Given the nature of my varied work method, I made a summary of what my workflow would look like in a single script, called main.py. Note, however, that this is not the script that I executed to obtain all results at once: this is only a condensed overview of the resulting optimal workflow I decided upon after learning from an iterative search process.
I assembled most of the many different scripts I used and altered along the process in the folder Old Scripts, so that a notion of my iterative workflow can be obtained.
I uploaded this all at once on Github since I'm quite new to the platform, so I'm still learning how to properly make use of it, instead opting to first focus on actually building the right model.
The building of a working model trained to detect boats in a video in real time was an iterative process of trying out multiple different models and methods in order to together accomplish the following sequence of steps:
- Download the dataset of images from Kaggle
- Create annotations for all these images
- Split the images and annotations in a training and validation set
- Build or acquire a model fitted for the specific task of detecting multiple types of boats and drawing bounding boxes in real-time on a video, trained on a dataset of 1500 boats of 9 different classes
- Train the model on this dataset and validate its performance
- Download a test video
- Perform real-time detection on this video
I first tried to let the annotations be created automatically, but eventually decided it would be best to create them myself using labelImg.
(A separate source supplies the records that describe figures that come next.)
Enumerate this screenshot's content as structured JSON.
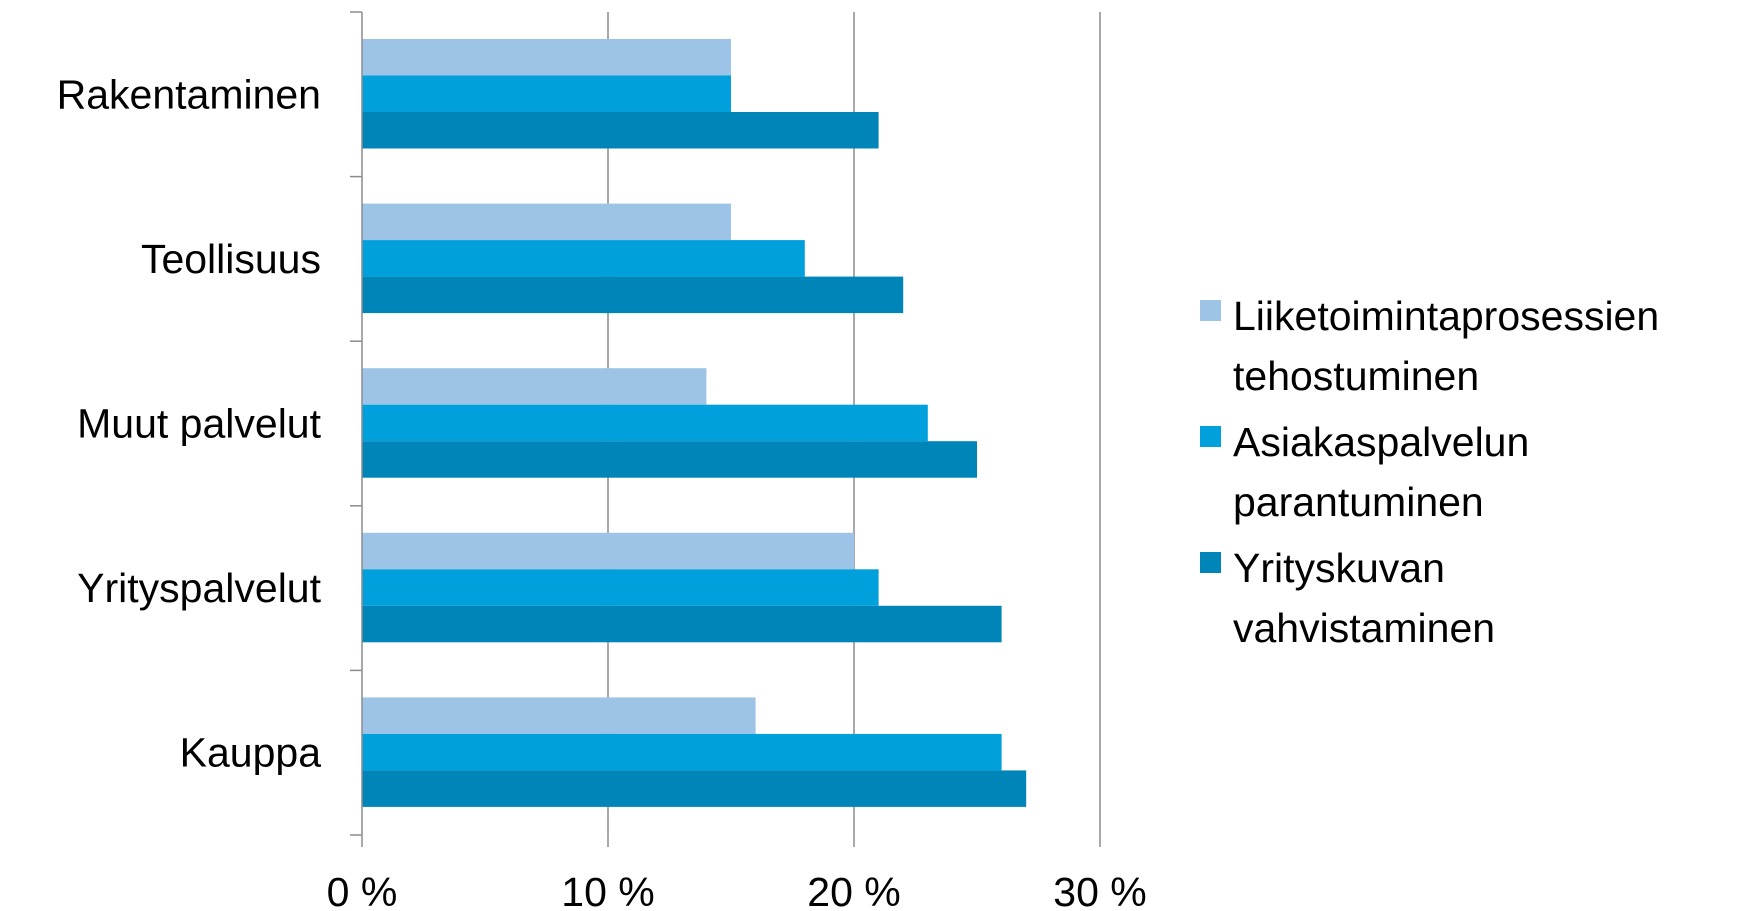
{
  "chart_data": {
    "type": "bar",
    "orientation": "horizontal",
    "categories": [
      "Rakentaminen",
      "Teollisuus",
      "Muut palvelut",
      "Yrityspalvelut",
      "Kauppa"
    ],
    "series": [
      {
        "name": "Liiketoimintaprosessien\ntehostuminen",
        "color": "#9dc3e6",
        "values": [
          15,
          15,
          14,
          20,
          16
        ]
      },
      {
        "name": "Asiakaspalvelun\nparantuminen",
        "color": "#00a0dc",
        "values": [
          15,
          18,
          23,
          21,
          26
        ]
      },
      {
        "name": "Yrityskuvan\nvahvistaminen",
        "color": "#0085b8",
        "values": [
          21,
          22,
          25,
          26,
          27
        ]
      }
    ],
    "xlim": [
      0,
      30
    ],
    "xticks": [
      0,
      10,
      20,
      30
    ],
    "xtick_labels": [
      "0 %",
      "10 %",
      "20 %",
      "30 %"
    ],
    "grid": "vertical",
    "legend_position": "right",
    "title": "",
    "xlabel": "",
    "ylabel": ""
  }
}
Then I wrote a script to split the images and corresponding annotations in a training and test set.
I first tried detection using ResNet, but after not getting the expected results I opted for the pre-trained YOLOv5 model, taking the nature of the task, the size of the dataset and the amount of classes into consideration.
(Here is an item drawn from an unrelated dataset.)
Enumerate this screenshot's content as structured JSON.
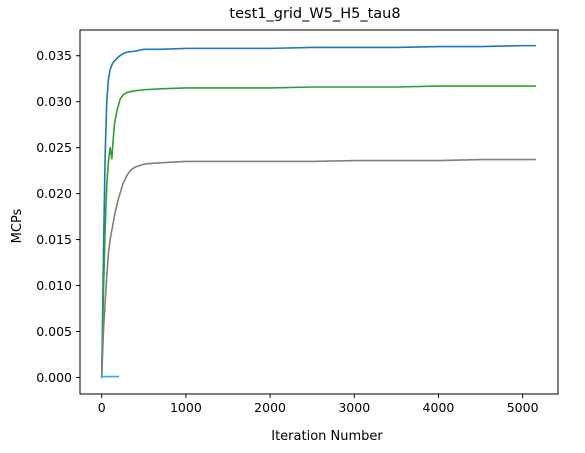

After downloading this model, I performed training using the built-in training script for 50 epochs on the training and validation set.
To confirm the trained model's capability, I downloaded several representative videos and let the model detect the boats in real-time.
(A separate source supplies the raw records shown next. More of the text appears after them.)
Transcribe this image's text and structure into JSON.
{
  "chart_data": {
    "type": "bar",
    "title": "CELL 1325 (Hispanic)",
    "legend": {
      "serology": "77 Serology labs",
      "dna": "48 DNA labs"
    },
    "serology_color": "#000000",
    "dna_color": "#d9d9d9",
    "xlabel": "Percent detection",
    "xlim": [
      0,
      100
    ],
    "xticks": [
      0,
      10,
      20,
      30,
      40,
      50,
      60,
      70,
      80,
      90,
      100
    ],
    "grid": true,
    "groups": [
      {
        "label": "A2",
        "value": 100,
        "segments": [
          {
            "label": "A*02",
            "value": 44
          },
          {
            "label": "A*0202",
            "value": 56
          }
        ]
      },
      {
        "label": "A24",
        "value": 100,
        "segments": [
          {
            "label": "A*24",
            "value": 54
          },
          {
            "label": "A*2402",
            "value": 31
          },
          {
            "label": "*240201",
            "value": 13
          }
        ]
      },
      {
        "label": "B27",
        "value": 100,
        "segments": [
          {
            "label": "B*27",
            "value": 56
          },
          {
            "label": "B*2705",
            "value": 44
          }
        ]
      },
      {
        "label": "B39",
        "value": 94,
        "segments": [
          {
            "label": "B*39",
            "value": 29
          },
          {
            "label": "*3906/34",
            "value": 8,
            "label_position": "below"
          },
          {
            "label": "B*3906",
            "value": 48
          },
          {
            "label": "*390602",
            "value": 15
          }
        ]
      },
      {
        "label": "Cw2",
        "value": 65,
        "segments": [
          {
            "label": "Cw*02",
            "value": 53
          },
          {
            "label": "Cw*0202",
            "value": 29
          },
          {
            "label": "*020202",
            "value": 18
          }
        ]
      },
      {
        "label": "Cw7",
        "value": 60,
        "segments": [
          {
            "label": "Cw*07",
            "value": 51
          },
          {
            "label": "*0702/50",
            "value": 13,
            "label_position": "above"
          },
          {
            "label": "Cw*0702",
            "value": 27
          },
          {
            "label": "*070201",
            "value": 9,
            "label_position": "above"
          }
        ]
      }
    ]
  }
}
The downloading of the images, creating of annotations and putting them into their respective folders, I did manually.
To split the images and annotations into a training and test set and put them in their respective "images" and "labels" folder, I wrote a script.
To download test videos, I did so either manually and used a script.
For downloading the pre-trained model, for training this model and for letting it detect (in real-time) on a video, I used direct commands in the command terminal.
I supplemented my own knowledge with the use of ChatGPT for giving me ideas and advice, as well as correct my code and provide (better) suggestions. Besides this, I also frequently scoured the internet for help and ideas.